人事の不満を抑え込むためには、すべての藩士が納得する施策を成功させる必要があった。 

 

正紀は、宿願である藩士の禄米二割の借り上げを廃止を企てる。 

財源として、下り塩を高岡藩で仕入れ、利根川流域の藩および土地の問屋に売ることを考えた。とはいえ、正紀には、必要な金のめどは立たず、失敗すれば、損を抱える恐れさえある。決断は難しかった。 

 

正紀の話に妻の京が言葉を返す。 

<「ならば、おやめ遊ばせ。できぬとの気持ちがどこかにあれば、できることもできなくなりまする」 

「うむ」 

 素直な気持ちを伝えたつもりだが、京の言葉は胸に響いた。気持ちが揺れた。やろうとしていたことに迷ったのではない。止めようとしていた気持ちが揺れたということだった。 

「もう少し、やる方向で考えよう」 

 と腹は決まった。>(63-64頁) 

 

やることは決まった。しかし、藩士たちは、商いのまねごとさえしたことはなく、手を付けるそばから、思わぬ難題が次々に襲いかかる。 

 

実力本位の人事の一環として江戸勤番となった者がいた。廻漕河岸場方奉行助役の杉尾善兵衛と廻漕差配役の橋本利之助の二人である。彼らは、慣れない仕事にもかかわらず、見事に正紀の期待に応えた。新たな戦力が生まれたのである。 

 

京は正紀の精神的な支えになるだけではなかった。 

<迷っているときや手立てがないとき、京と話をする。それで問題の整理をした。見えなかった解決の糸口が、ぼんやりとでも浮かんでくることがあった。 
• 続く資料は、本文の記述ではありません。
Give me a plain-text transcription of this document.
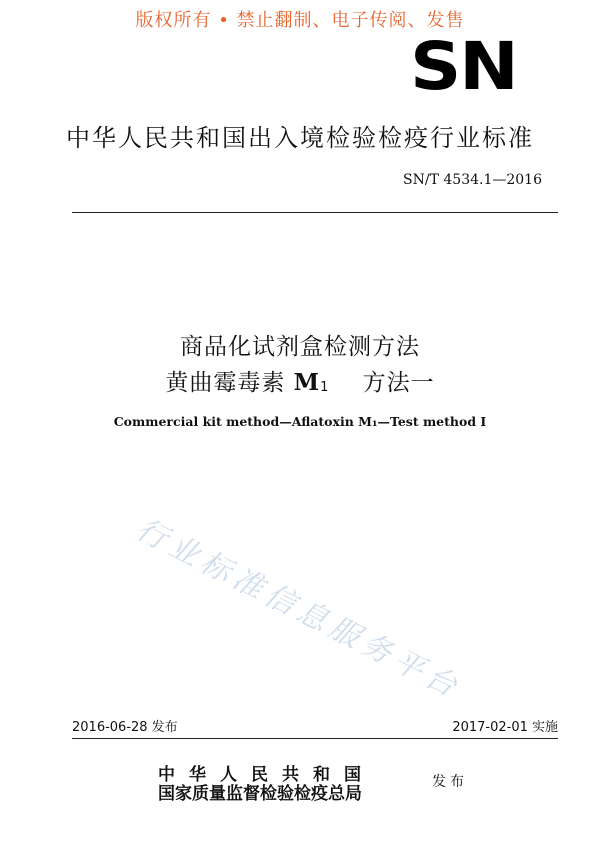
版权所有 • 禁止翻制、电子传阅、发售
SN
中华人民共和国出入境检验检疫行业标准
SN/T 4534.1—2016
商品化试剂盒检测方法
黄曲霉毒素 M1 方法一
Commercial kit method—Aflatoxin M₁—Test method Ⅰ
行业标准信息服务平台
2016-06-28 发布	2017-02-01 实施
中华人民共和国
国家质量监督检验检疫总局
发布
 京はときに、とんでもないことを口にすることがある。そのとんでもない言葉が、難題を解決する糸口になった。>(216-217頁) 

今回に関しては、塩の売り込み先を獲得するための方策、そして荷を運ぶ船をいかに確保するかの具体的な手立てである。 

 

妻の京は、正紀にとって、いつしか得難い軍師、参謀となっていた。 

 

新しい時代の始まりである。 

藩の財政改革も緒に就いた。 

新旧揃った江戸の陣容も始動した。 

大奥御年寄滝川と京の密談も、何が起こるのか、大いに楽しみである。 

しかし、藩内の連判状の写しの行方は。未だわからない。これからの正紀の積極的な藩政に、一波乱ありそうである。